The term Cyberpunk is actually coined by Bruce Bethke in his short story Cyberpunk, published in Amazing Stories. it features a protagonist who “is a proficient and troublemaking computer virtuoso, essentially a “hacker”, though this term is not used in the story. He hangs out with friends who cause trouble online, encounters interference from his parents, and uses his skills to circumvent their will”.
After this story, the editor of Isaac Asimov’s Science Fiction Magazine, Gardner Dozois, begins using the term.
William Gibson publishes Neuromancer. It is a full fledged novel, Gibson’s first after several years of short stories, and won the Nebula Award, the Philip K. Dick Award, and the Hugo Award. It put cyberpunk on the map and is the archetypal cyberpunk story. It began the zeitgeist that was to flourish over the next two decades, watered by Bruce Sterling and given further leaps forward in the early 90s by Neal Stephenson’s Snow Crash and Diamond Age.

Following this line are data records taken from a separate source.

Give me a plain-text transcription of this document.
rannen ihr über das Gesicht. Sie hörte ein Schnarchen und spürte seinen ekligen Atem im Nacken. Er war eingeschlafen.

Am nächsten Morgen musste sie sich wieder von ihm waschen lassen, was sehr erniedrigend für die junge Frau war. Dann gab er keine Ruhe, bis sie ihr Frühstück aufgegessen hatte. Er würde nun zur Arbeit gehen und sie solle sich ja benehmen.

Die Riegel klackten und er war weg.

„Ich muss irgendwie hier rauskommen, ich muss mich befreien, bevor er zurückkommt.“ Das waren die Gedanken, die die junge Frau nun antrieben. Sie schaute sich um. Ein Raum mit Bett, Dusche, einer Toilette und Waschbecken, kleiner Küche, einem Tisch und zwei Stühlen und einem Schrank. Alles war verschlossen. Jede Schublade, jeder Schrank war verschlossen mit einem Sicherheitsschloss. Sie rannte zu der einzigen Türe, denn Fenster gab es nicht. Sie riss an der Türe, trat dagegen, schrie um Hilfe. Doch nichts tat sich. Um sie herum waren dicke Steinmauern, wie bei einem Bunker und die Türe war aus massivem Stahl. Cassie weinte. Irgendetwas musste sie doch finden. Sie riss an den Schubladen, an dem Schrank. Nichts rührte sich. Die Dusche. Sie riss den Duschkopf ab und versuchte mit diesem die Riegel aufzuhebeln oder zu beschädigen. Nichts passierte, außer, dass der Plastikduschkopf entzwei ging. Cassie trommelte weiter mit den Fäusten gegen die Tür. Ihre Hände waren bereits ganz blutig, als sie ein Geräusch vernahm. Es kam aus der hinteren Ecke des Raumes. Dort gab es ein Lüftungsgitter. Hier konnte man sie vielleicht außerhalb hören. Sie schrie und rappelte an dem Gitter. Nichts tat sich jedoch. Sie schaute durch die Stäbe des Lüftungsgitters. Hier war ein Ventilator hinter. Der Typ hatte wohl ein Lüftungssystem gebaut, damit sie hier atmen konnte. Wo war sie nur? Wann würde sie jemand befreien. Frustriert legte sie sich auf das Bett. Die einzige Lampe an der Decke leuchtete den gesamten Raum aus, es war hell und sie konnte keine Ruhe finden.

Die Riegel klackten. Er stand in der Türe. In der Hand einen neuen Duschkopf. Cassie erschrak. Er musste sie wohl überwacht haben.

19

Neuromancer by William Gibson
Neuromancer truly began the zeitgeist, and is why it can be pointed to as the birth, although not conception of cyberpunk. I will grant, however, that had Neuromancer never been published, cyberpunk would still have been born. The discussion about digital technology and the tropes leading from the New Wave authors to the computer age were inevitable. It was Gibson who did it, but remove him from the picture and someone else would have done it.
By the 90s cyberpunk was in full form. The 90s was truly the cyberpunk decade, and when cyberpunk is played with now, its 90s tropes more often than not serve as the basis. But 90s cyberpunk is built almost entirely on a full works created over a short , few years back in the early 80s.